"Tempered Steel—a Seattle trio featuring Dennis Rea, Ffej, and Frank Junk—use enhanced thumb pianos to create a strange strain of otherworldly exotica, a metallic-insect symphony of disturbing beauty. This is music that begs to be heard on a continuous loop, like one of those Buddha Machines." – Dave Segal, The Stranger
"What can one say about a band that improvises on electrified kalimbas run through all of the effects boxes and “footpedals” that are used for electric guitars? Adjectives fail here – one simply has to experience this experience to experience it… The music, which was not as loud as expected from its amplification, was gorgeous, rhythmic, scintillating, and hypnotic; at times an explosion of simultaneous Afropop dance riffs, at other times an ambient haze (with chord-splitters) reminiscent of Jon Hassel or the musique-concrète of Paul Dresher.
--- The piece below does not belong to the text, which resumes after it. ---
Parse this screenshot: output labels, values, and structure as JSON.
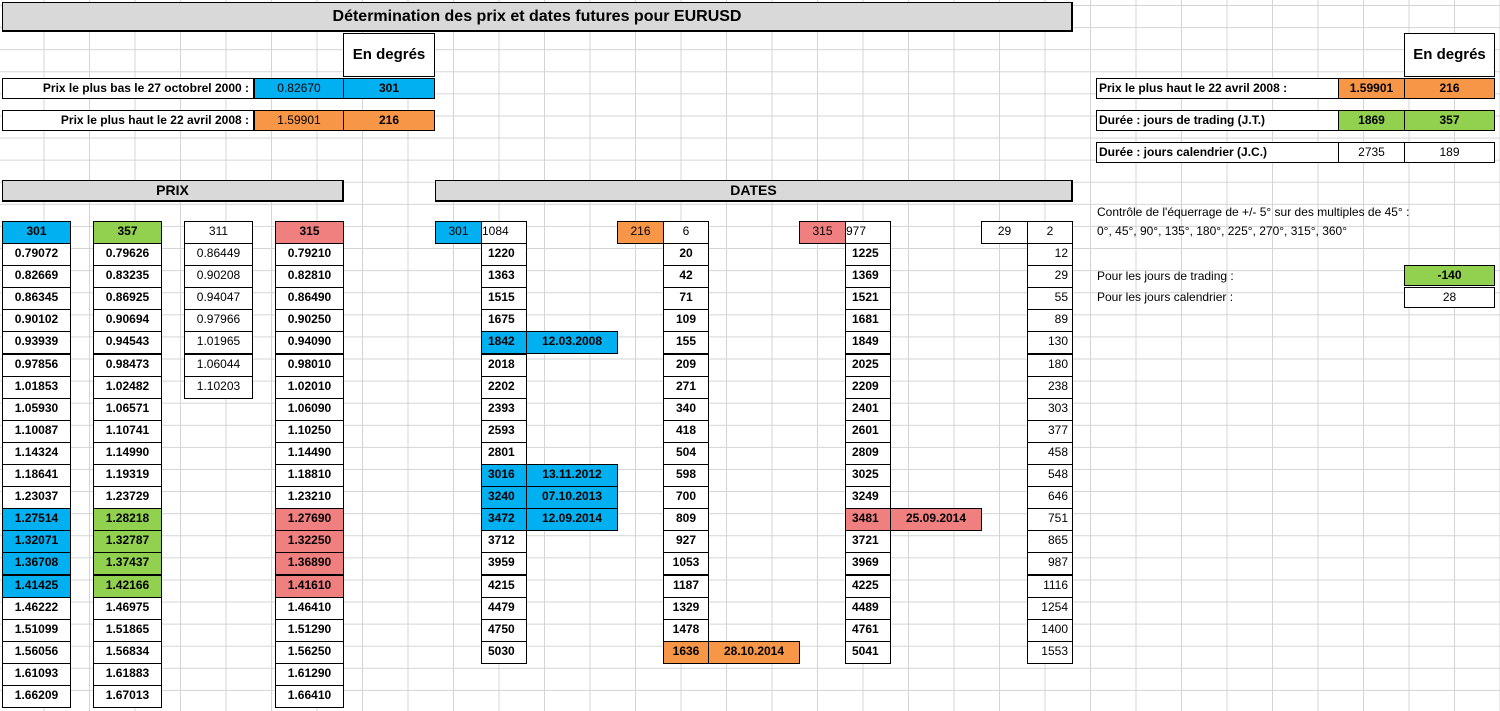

Their set lasted for about forty minutes, a continuous kaleidoscopic interlacing of melody, sound, and rhythm. The three of them seemed to have different parts (I don’t know if they’ve worked this out in advance, attempting to set conventions for this completely new type of music, or whether it merely comes from their individual personalities as musicians): Dennis Rea (stage right) used the most effects, including sampling loops and singing into his kalimba; Ffej (center) seemed to provide most of the melodic material, and Frank Junk (stage right) acted as the bass, providing most of the underpinnings. He also hand-built most of the instruments, Ffej later told me. My descriptions fail, however; this was totally unique music, unlike anything I’ve ever heard. I hope it is a new genre that becomes a trend – it is, besides being a cutting-edge experiment, catchy enough to filter into the mainstream." – S.E. Scribner, The Sound Scroll
Now roughly 20 years young, Tempered Steel features Ffej, Frank Junk, and Dennis Rea playing amplified, electronically enhanced thumb pianos. The trio thumbs its collective nose at musical convention with seamless improvisations conjuring everything from phantom harpsichords and subterranean percussion to vintage musique concrete. The group has played Seaprog, the Olympia Experimental Music Festival, Northwest Folklife Festival, the Zero-G Concert Series, and numerous underground venues in the Pacific Northwest. Recommended to partisans of Harry Partch, John Cage's prepared piano music, and Konono No. 1. Tempered Steel's eponymous album is available through the usual online sources.